Akhirnya, muncul rasa segan dan penilaian kaku terhadap saya. Saya rasakan benar itu. Tetapi, demi memberi contoh dan menjaga perasaan, saya rela dinilai seperti itu.
Mudah berempati
Bagian ini muncul begitu saja. Ketika ada teman yang dilukai, saya secara otomatis tidak sekadar bersimpati, melainkan langsung berempati. Saya menempatkan diri di posisinya. Saya malah ikutan terluka jadinya.
Bila ada perkabungan, saya rajin mendatangi keluarga yang ditinggalkan, untuk menyampaikan bela sungkawa. Ketika ada teman kesusahan dan butuh duit, saya dengan mudah memberikannya. Tidak meminjamkan ya, tetapi memberikan.
Bodohnya, keseringan berempati ini dimanfaatkan oleh salah seorang teman. Saya baru tahu dari teman lain, bahwa teman itu memang suka berbohong untuk meminjam. Akhirnya saya kehilangan cukup banyak uang karena tertipu.
Tidak ingin merepotkan orang lain
Orang lain punya masalah sendiri. Orang lain ada kesibukan masing-masing. Saya merasa bila tidak begitu darurat, masih bisa dikerjakan tangan sendiri, saya paling enggan merepotkan orang lain.

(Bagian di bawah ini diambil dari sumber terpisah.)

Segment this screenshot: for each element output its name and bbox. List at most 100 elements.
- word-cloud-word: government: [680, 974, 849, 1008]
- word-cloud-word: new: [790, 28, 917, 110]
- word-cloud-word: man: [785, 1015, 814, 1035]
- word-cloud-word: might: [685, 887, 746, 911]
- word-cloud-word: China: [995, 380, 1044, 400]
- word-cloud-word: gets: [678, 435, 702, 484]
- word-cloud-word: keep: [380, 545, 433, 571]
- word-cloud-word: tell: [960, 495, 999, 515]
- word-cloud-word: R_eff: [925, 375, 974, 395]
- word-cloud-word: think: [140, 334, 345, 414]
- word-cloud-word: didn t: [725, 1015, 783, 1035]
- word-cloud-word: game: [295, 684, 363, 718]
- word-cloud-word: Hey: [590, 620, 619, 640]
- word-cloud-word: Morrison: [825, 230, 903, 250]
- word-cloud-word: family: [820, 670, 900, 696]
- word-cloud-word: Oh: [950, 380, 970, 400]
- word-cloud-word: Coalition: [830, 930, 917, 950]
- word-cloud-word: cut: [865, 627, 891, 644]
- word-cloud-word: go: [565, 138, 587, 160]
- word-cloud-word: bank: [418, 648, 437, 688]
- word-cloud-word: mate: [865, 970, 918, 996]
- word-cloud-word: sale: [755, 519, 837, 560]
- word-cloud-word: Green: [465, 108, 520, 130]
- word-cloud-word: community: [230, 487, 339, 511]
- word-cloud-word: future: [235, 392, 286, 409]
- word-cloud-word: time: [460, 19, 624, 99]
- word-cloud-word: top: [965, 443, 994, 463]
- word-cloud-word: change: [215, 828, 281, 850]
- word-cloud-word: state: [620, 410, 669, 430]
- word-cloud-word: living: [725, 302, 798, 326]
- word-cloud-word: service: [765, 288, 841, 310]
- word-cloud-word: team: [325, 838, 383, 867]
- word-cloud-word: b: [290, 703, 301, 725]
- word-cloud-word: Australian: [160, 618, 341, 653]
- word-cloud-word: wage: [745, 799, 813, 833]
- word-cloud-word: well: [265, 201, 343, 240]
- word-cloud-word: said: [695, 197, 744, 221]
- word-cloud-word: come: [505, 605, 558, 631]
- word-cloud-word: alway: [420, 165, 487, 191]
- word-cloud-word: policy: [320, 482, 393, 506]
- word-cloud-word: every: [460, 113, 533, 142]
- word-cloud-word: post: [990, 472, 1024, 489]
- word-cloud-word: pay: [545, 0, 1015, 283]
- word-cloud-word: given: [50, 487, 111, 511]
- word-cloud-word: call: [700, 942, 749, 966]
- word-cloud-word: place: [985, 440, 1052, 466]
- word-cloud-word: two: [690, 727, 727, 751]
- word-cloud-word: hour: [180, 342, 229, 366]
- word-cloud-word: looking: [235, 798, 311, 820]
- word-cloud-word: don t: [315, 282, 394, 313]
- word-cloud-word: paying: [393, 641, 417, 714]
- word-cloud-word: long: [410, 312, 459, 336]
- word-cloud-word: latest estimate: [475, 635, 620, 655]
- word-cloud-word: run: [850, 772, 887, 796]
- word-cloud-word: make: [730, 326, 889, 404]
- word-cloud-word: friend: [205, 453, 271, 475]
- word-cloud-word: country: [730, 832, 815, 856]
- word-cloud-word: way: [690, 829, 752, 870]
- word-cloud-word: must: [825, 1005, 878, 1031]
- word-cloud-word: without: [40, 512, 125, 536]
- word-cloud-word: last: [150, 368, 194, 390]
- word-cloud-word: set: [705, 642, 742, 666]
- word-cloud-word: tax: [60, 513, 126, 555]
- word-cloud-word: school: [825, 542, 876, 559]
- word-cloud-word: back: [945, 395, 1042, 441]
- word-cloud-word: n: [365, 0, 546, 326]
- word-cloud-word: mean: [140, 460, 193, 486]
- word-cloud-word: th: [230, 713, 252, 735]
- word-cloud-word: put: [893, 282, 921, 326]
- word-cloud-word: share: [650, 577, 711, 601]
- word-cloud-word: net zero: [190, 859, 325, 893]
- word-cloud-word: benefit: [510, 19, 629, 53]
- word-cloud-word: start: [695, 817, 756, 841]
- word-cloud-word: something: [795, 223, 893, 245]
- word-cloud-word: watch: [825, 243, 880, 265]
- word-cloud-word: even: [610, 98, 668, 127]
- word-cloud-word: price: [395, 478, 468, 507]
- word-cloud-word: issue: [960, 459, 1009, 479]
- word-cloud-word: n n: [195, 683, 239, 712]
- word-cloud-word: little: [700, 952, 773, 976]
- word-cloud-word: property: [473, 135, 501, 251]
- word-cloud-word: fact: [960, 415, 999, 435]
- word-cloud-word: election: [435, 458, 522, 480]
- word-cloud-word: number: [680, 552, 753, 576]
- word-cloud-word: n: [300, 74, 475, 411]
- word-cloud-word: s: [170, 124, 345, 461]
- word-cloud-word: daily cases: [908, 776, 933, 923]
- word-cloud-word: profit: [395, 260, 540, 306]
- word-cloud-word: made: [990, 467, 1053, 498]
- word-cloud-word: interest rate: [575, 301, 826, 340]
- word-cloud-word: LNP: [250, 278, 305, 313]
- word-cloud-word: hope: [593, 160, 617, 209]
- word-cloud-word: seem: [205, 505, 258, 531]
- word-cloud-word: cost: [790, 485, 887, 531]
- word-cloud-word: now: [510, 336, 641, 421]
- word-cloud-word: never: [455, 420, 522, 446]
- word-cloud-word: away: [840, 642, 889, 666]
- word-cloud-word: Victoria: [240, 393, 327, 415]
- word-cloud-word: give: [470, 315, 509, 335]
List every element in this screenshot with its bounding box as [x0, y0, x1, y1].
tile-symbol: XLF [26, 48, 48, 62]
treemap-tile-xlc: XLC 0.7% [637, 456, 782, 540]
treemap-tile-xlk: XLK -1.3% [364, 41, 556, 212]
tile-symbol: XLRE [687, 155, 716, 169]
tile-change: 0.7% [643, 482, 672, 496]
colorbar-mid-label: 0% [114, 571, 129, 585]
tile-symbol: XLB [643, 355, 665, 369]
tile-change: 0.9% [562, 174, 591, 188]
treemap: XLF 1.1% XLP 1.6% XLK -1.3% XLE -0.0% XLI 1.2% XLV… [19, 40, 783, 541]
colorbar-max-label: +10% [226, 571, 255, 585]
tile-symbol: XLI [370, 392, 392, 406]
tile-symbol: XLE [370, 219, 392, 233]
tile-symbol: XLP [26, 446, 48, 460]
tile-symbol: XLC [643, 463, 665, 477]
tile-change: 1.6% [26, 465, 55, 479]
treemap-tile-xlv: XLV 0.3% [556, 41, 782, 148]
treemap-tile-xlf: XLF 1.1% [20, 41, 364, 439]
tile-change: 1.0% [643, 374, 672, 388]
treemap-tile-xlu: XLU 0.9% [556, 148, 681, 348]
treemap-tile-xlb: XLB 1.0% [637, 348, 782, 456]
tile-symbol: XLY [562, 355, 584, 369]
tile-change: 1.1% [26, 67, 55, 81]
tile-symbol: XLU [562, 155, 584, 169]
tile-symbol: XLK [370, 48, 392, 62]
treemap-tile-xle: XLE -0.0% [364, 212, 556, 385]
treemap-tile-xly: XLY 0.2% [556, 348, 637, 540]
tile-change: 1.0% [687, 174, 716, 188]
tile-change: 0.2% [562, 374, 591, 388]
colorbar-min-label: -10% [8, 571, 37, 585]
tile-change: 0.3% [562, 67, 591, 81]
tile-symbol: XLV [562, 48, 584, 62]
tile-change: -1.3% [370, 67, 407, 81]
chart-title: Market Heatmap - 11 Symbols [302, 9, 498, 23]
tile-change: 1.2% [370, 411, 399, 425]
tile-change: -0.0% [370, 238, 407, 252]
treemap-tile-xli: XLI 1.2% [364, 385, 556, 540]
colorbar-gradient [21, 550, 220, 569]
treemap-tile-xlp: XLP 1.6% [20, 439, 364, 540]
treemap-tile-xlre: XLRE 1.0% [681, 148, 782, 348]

Meskipun mereka terkadang menawarkan bantuan, saya bilang, "Saya bisa sendiri." Meskipun mereka menawarkan pundak untuk bercerita, saya bilang, "Saya tidak ada masalah. Saya baik-baik saja."
Padahal di dalam kamar, saya begitu tersiksa. Mengapa bisa ada teman yang seperti itu? Mengapa tega mengakali saya seperti ini? Saya hanya menangis, curhat sama Tuhan.
Bagaimana sekarang?
Pintar mungkin masih. Perasa, sudah saya kurang-kurangi. Saya rasa semakin dewasa, terlalu perasa juga tidak baik. Kemungkinan berumur pendek semakin besar. Bagaimana tidak?